August 1, 2019: VIS Credit Rating Company Limited has reaffirmed the Insurer Financial Strength (IFS) rating of EFU General Insurance Limited (EFU) at ‘AA+’ (Double A Plus).
Outlook on the assigned rating is ‘Stable’. The rating indicates very high capacity to meet policyholder and contract obligations. Risk is considered modest, but may vary slightly over time due to business/economic conditions.
The previous rating action was announced on June 29, 2018.
EFU General Insurance Limited (EFU) continues to maintain its leading position in the private insurance sector in Pakistan with a market share of 24% (2017: 27%) as at end-December 2018.
The assigned rating takes into account sound capitalization and liquidity indicators of the company. Adequate profitability and favourable leverage indicators vis-à-vis peers are also reflected in the assigned rating.
Top line of EFU has depicted improvement with gross premium (including contribution from Takaful operations) reported at Rs. 20.8b (2017: Rs. 20.4b) at end-2018.
Business mix remained similar to the preceding year with fire and property segment constituting the largest segment on gross basis.
Due to higher retention on net basis, motor segment represents the largest segment in terms of net premium.
Going forward, management believes that top line of the company is expected to be driven by increase in the sum insured.
Sound equity base and adequate reinsurance arrangements provide comfort to the risk profile of the company.
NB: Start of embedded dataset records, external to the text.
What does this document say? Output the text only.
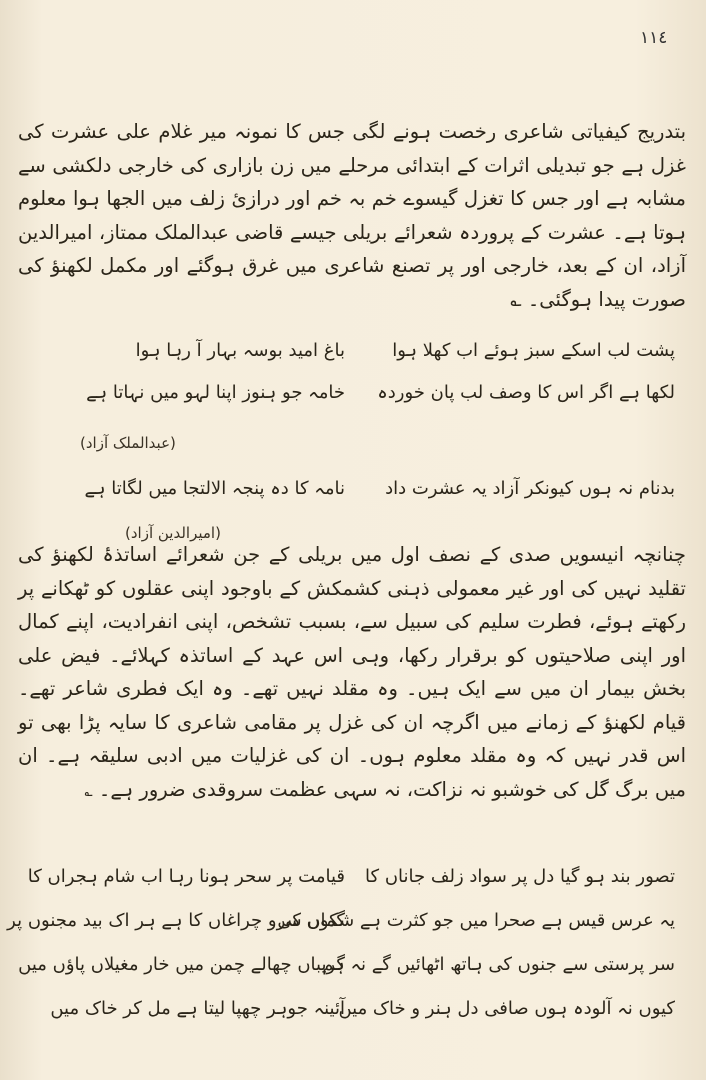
١١٤
بتدریج کیفیاتی شاعری رخصت ہونے لگی جس کا نمونہ میر غلام علی عشرت کی غزل ہے جو تبدیلی اثرات کے ابتدائی مرحلے میں زن بازاری کی خارجی دلکشی سے مشابہ ہے اور جس کا تغزل گیسوے خم بہ خم اور درازیٔ زلف میں الجھا ہوا معلوم ہوتا ہے۔ عشرت کے پروردہ شعرائے بریلی جیسے قاضی عبدالملک ممتاز، امیرالدین آزاد، ان کے بعد، خارجی اور پر تصنع شاعری میں غرق ہوگئے اور مکمل لکھنؤ کی صورت پیدا ہوگئی۔ ؎
پشت لب اسکے سبز ہوئے اب کھلا ہوا
باغ امید بوسہ بہار آ رہا ہوا
لکھا ہے اگر اس کا وصف لب پان خوردہ
خامہ جو ہنوز اپنا لہو میں نہاتا ہے
(عبدالملک آزاد)
بدنام نہ ہوں کیونکر آزاد یہ عشرت داد
نامہ کا دہ پنجہ الالتجا میں لگاتا ہے
(امیرالدین آزاد)
چنانچہ انیسویں صدی کے نصف اول میں بریلی کے جن شعرائے اساتذۂ لکھنؤ کی تقلید نہیں کی اور غیر معمولی ذہنی کشمکش کے باوجود اپنی عقلوں کو ٹھکانے پر رکھتے ہوئے، فطرت سلیم کی سبیل سے، بسبب تشخص، اپنی انفرادیت، اپنے کمال اور اپنی صلاحیتوں کو برقرار رکھا، وہی اس عہد کے اساتذہ کہلائے۔ فیض علی بخش بیمار ان میں سے ایک ہیں۔ وہ مقلد نہیں تھے۔ وہ ایک فطری شاعر تھے۔ قیام لکھنؤ کے زمانے میں اگرچہ ان کی غزل پر مقامی شاعری کا سایہ پڑا بھی تو اس قدر نہیں کہ وہ مقلد معلوم ہوں۔ ان کی غزلیات میں ادبی سلیقہ ہے۔ ان میں برگ گل کی خوشبو نہ نزاکت، نہ سہی عظمت سروقدی ضرور ہے۔ ؎
تصور بند ہو گیا دل پر سواد زلف جاناں کا
قیامت پر سحر ہونا رہا اب شام ہجراں کا
یہ عرس قیس ہے صحرا میں جو کثرت ہے شکوں کی
گماں سرو چراغاں کا ہے ہر اک بید مجنوں پر
سر پرستی سے جنوں کی ہاتھ اٹھائیں گے نہ ہم
گریباں چھالے چمن میں خار مغیلاں پاؤں میں
کیوں نہ آلودہ ہوں صافی دل ہنر و خاک میں
آئینہ جوہر چھپا لیتا ہے مل کر خاک میں
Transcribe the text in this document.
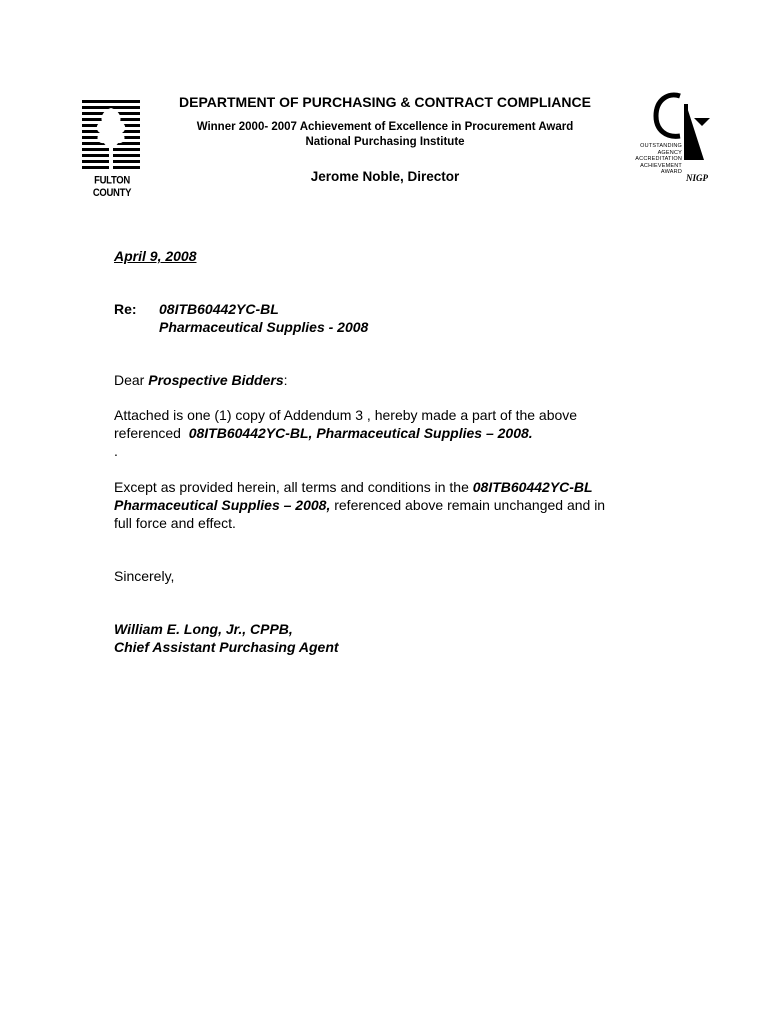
FULTON COUNTY
DEPARTMENT OF PURCHASING & CONTRACT COMPLIANCE
Winner 2000- 2007 Achievement of Excellence in Procurement Award
National Purchasing Institute
Jerome Noble, Director
OUTSTANDING
AGENCY
ACCREDITATION
ACHIEVEMENT
AWARD
NIGP
April 9, 2008
Re: 08ITB60442YC-BL
Pharmaceutical Supplies - 2008
Dear Prospective Bidders:
Attached is one (1) copy of Addendum 3 , hereby made a part of the above
referenced  08ITB60442YC-BL, Pharmaceutical Supplies – 2008.
.
Except as provided herein, all terms and conditions in the 08ITB60442YC-BL
Pharmaceutical Supplies – 2008, referenced above remain unchanged and in
full force and effect.
Sincerely,
William E. Long, Jr., CPPB,
Chief Assistant Purchasing Agent
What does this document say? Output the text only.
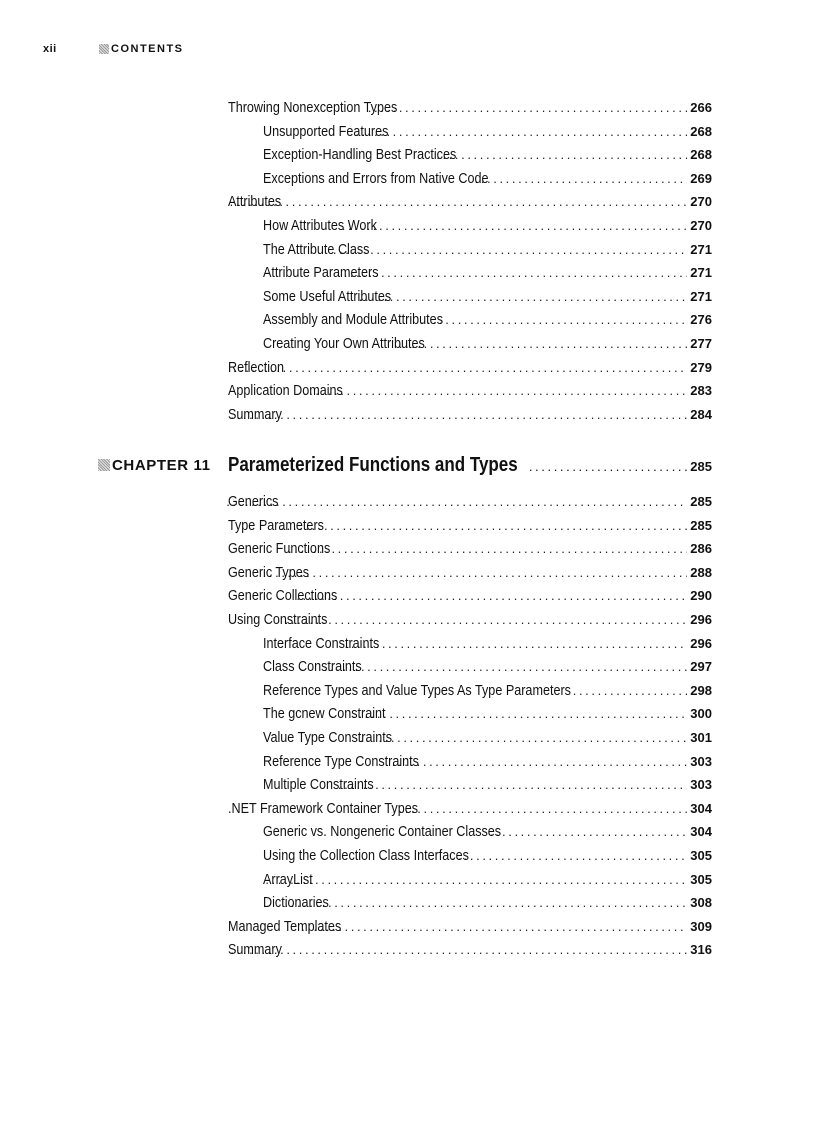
xii	CONTENTS
Throwing Nonexception Types .....	266
Unsupported Features .....	268
Exception-Handling Best Practices .....	268
Exceptions and Errors from Native Code .....	269
Attributes .....	270
How Attributes Work .....	270
The Attribute Class .....	271
Attribute Parameters .....	271
Some Useful Attributes .....	271
Assembly and Module Attributes .....	276
Creating Your Own Attributes .....	277
Reflection .....	279
Application Domains .....	283
Summary .....	284
CHAPTER 11 Parameterized Functions and Types .....	285
Generics .....	285
Type Parameters .....	285
Generic Functions .....	286
Generic Types .....	288
Generic Collections .....	290
Using Constraints .....	296
Interface Constraints .....	296
Class Constraints .....	297
Reference Types and Value Types As Type Parameters .....	298
The gcnew Constraint .....	300
Value Type Constraints .....	301
Reference Type Constraints .....	303
Multiple Constraints .....	303
.NET Framework Container Types .....	304
Generic vs. Nongeneric Container Classes .....	304
Using the Collection Class Interfaces .....	305
ArrayList .....	305
Dictionaries .....	308
Managed Templates .....	309
Summary .....	316
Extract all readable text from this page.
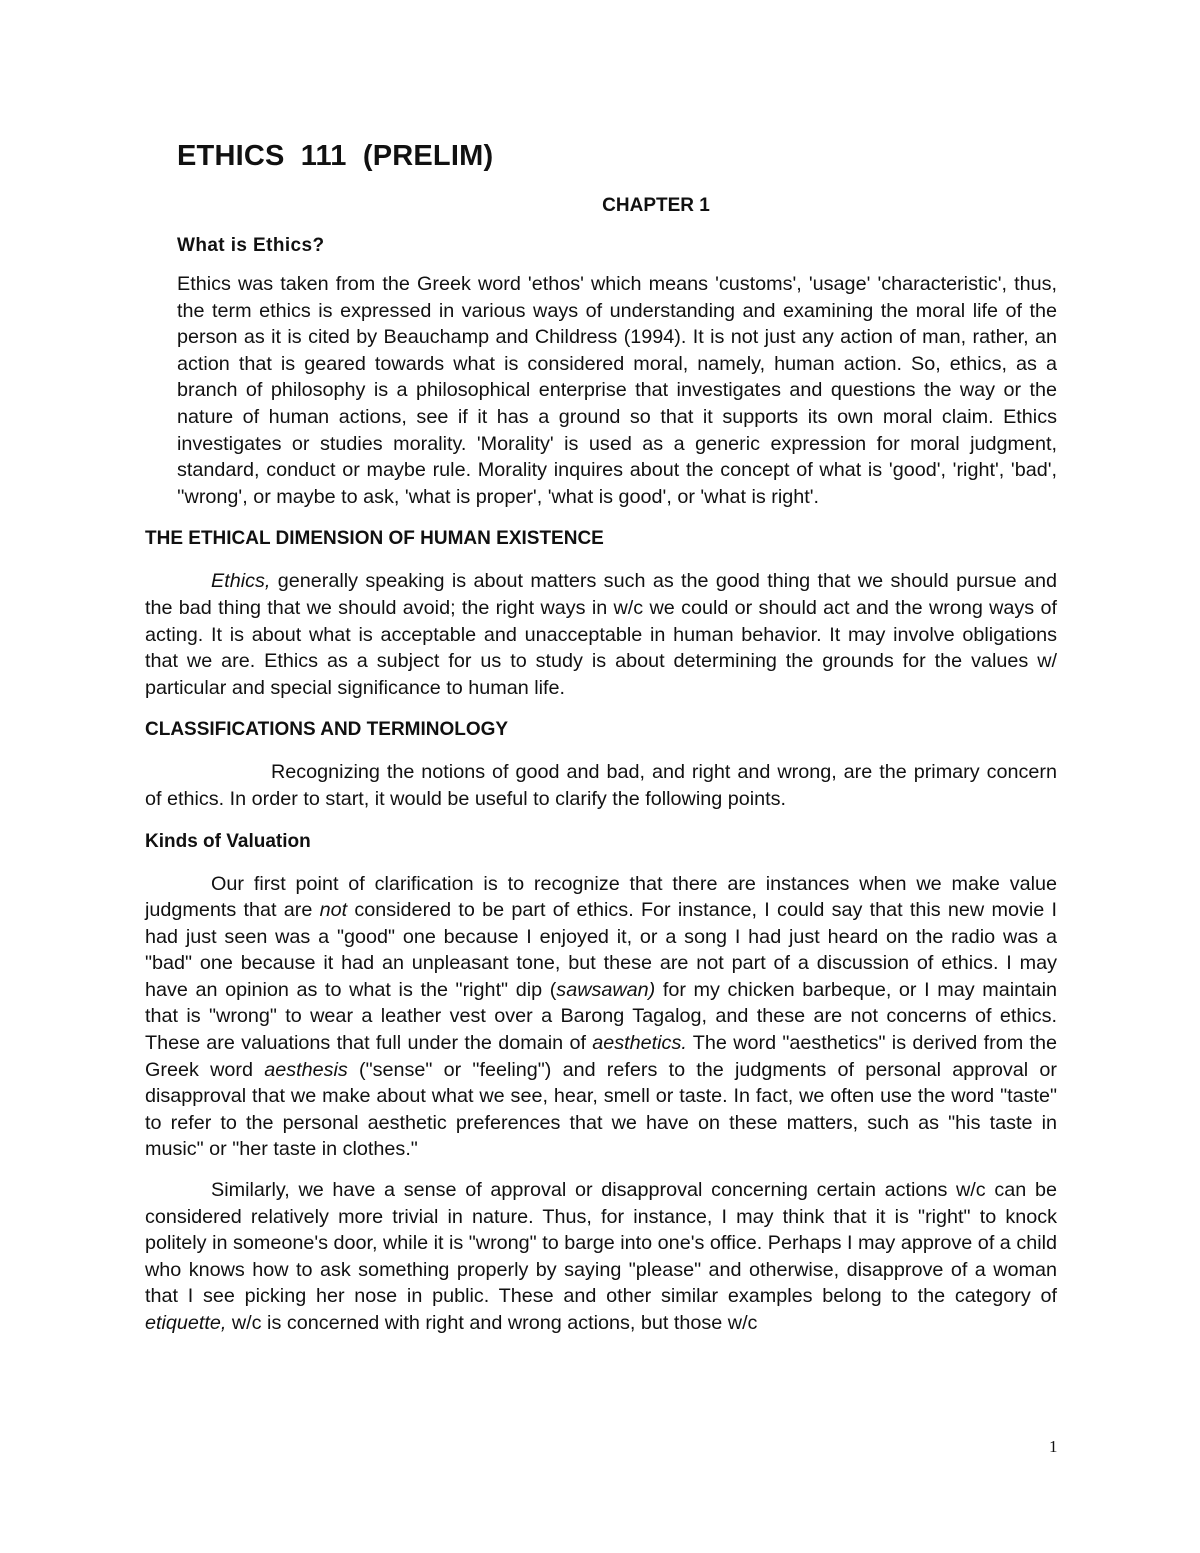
ETHICS 111 (PRELIM)
CHAPTER 1
What is Ethics?

Ethics was taken from the Greek word 'ethos' which means 'customs', 'usage' 'characteristic', thus, the term ethics is expressed in various ways of understanding and examining the moral life of the person as it is cited by Beauchamp and Childress (1994). It is not just any action of man, rather, an action that is geared towards what is considered moral, namely, human action. So, ethics, as a branch of philosophy is a philosophical enterprise that investigates and questions the way or the nature of human actions, see if it has a ground so that it supports its own moral claim. Ethics investigates or studies morality. 'Morality' is used as a generic expression for moral judgment, standard, conduct or maybe rule. Morality inquires about the concept of what is 'good', 'right', 'bad', ''wrong', or maybe to ask, 'what is proper', 'what is good', or 'what is right'.

THE ETHICAL DIMENSION OF HUMAN EXISTENCE

Ethics, generally speaking is about matters such as the good thing that we should pursue and the bad thing that we should avoid; the right ways in w/c we could or should act and the wrong ways of acting. It is about what is acceptable and unacceptable in human behavior. It may involve obligations that we are. Ethics as a subject for us to study is about determining the grounds for the values w/ particular and special significance to human life.

CLASSIFICATIONS AND TERMINOLOGY

Recognizing the notions of good and bad, and right and wrong, are the primary concern of ethics. In order to start, it would be useful to clarify the following points.

Kinds of Valuation

Our first point of clarification is to recognize that there are instances when we make value judgments that are not considered to be part of ethics. For instance, I could say that this new movie I had just seen was a "good" one because I enjoyed it, or a song I had just heard on the radio was a "bad" one because it had an unpleasant tone, but these are not part of a discussion of ethics. I may have an opinion as to what is the "right" dip (sawsawan) for my chicken barbeque, or I may maintain that is "wrong" to wear a leather vest over a Barong Tagalog, and these are not concerns of ethics. These are valuations that full under the domain of aesthetics. The word "aesthetics" is derived from the Greek word aesthesis ("sense" or "feeling") and refers to the judgments of personal approval or disapproval that we make about what we see, hear, smell or taste. In fact, we often use the word "taste" to refer to the personal aesthetic preferences that we have on these matters, such as "his taste in music" or "her taste in clothes."

Similarly, we have a sense of approval or disapproval concerning certain actions w/c can be considered relatively more trivial in nature. Thus, for instance, I may think that it is "right" to knock politely in someone's door, while it is "wrong" to barge into one's office. Perhaps I may approve of a child who knows how to ask something properly by saying "please" and otherwise, disapprove of a woman that I see picking her nose in public. These and other similar examples belong to the category of etiquette, w/c is concerned with right and wrong actions, but those w/c

1
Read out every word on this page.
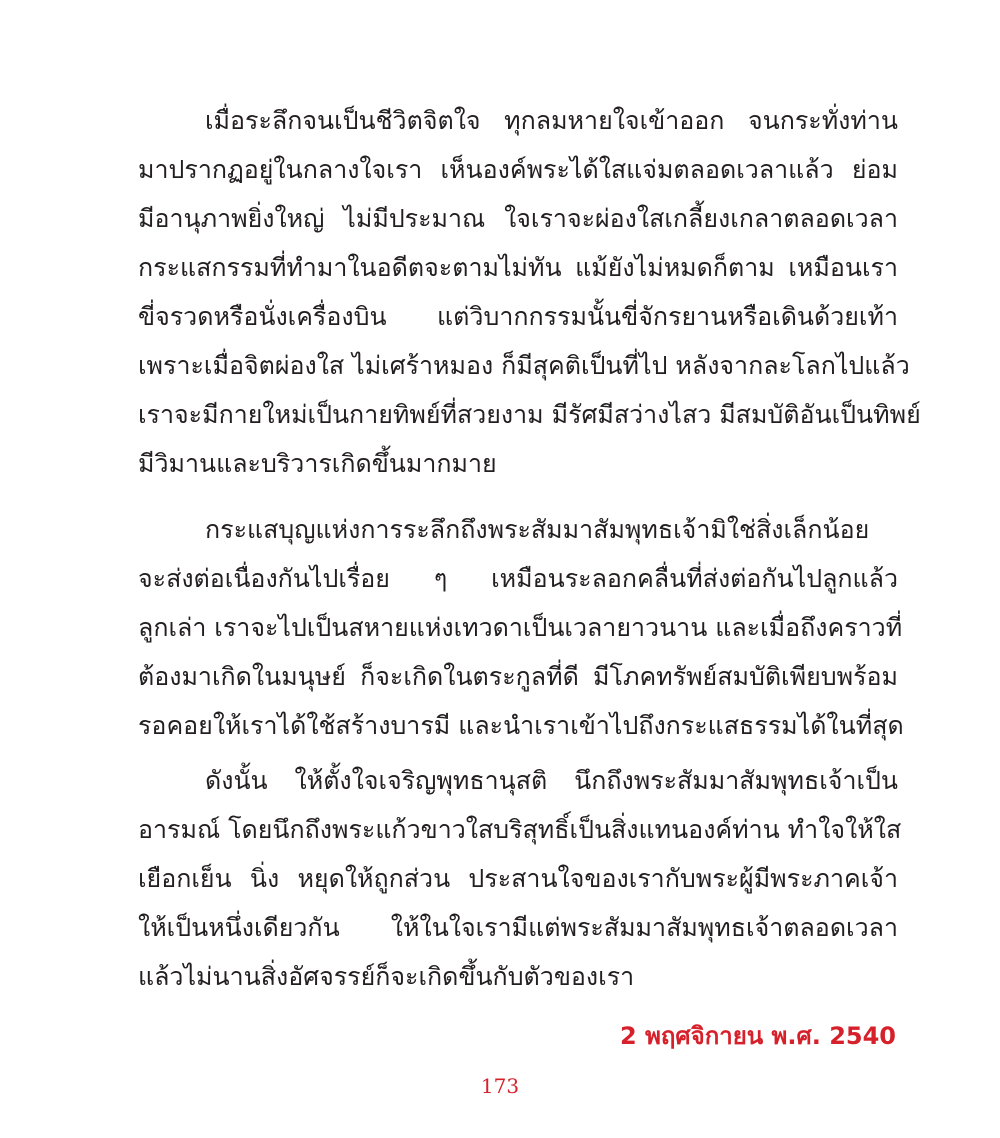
เมื่อระลึกจนเป็นชีวิตจิตใจ ทุกลมหายใจเข้าออก จนกระทั่งท่าน
มาปรากฏอยู่ในกลางใจเรา เห็นองค์พระได้ใสแจ่มตลอดเวลาแล้ว ย่อม
มีอานุภาพยิ่งใหญ่ ไม่มีประมาณ ใจเราจะผ่องใสเกลี้ยงเกลาตลอดเวลา
กระแสกรรมที่ทำมาในอดีตจะตามไม่ทัน แม้ยังไม่หมดก็ตาม เหมือนเรา
ขี่จรวดหรือนั่งเครื่องบิน แต่วิบากกรรมนั้นขี่จักรยานหรือเดินด้วยเท้า
เพราะเมื่อจิตผ่องใส ไม่เศร้าหมอง ก็มีสุคติเป็นที่ไป หลังจากละโลกไปแล้ว
เราจะมีกายใหม่เป็นกายทิพย์ที่สวยงาม มีรัศมีสว่างไสว มีสมบัติอันเป็นทิพย์
มีวิมานและบริวารเกิดขึ้นมากมาย
กระแสบุญแห่งการระลึกถึงพระสัมมาสัมพุทธเจ้ามิใช่สิ่งเล็กน้อย
จะส่งต่อเนื่องกันไปเรื่อย ๆ เหมือนระลอกคลื่นที่ส่งต่อกันไปลูกแล้ว
ลูกเล่า เราจะไปเป็นสหายแห่งเทวดาเป็นเวลายาวนาน และเมื่อถึงคราวที่
ต้องมาเกิดในมนุษย์ ก็จะเกิดในตระกูลที่ดี มีโภคทรัพย์สมบัติเพียบพร้อม
รอคอยให้เราได้ใช้สร้างบารมี และนำเราเข้าไปถึงกระแสธรรมได้ในที่สุด
ดังนั้น ให้ตั้งใจเจริญพุทธานุสติ นึกถึงพระสัมมาสัมพุทธเจ้าเป็น
อารมณ์ โดยนึกถึงพระแก้วขาวใสบริสุทธิ์เป็นสิ่งแทนองค์ท่าน ทำใจให้ใส
เยือกเย็น นิ่ง หยุดให้ถูกส่วน ประสานใจของเรากับพระผู้มีพระภาคเจ้า
ให้เป็นหนึ่งเดียวกัน ให้ในใจเรามีแต่พระสัมมาสัมพุทธเจ้าตลอดเวลา
แล้วไม่นานสิ่งอัศจรรย์ก็จะเกิดขึ้นกับตัวของเรา
2 พฤศจิกายน พ.ศ. 2540
173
The company has reinsurance arrangements in place with diverse panel of reinsurers. Size of maximum per risk claim remained unchanged during the outgoing year and is considered manageable in relation to the company’s loss absorption capacity on net basis. Maintaining prudent underwriting quality and sound reinsurance arrangements is considered important from ratings perspective.
Overall profitability, while remaining at an adequate level, was reported lower in 2018 on account of reduced income from underwriting operations. Bottom line was supported by higher income from investment portfolio.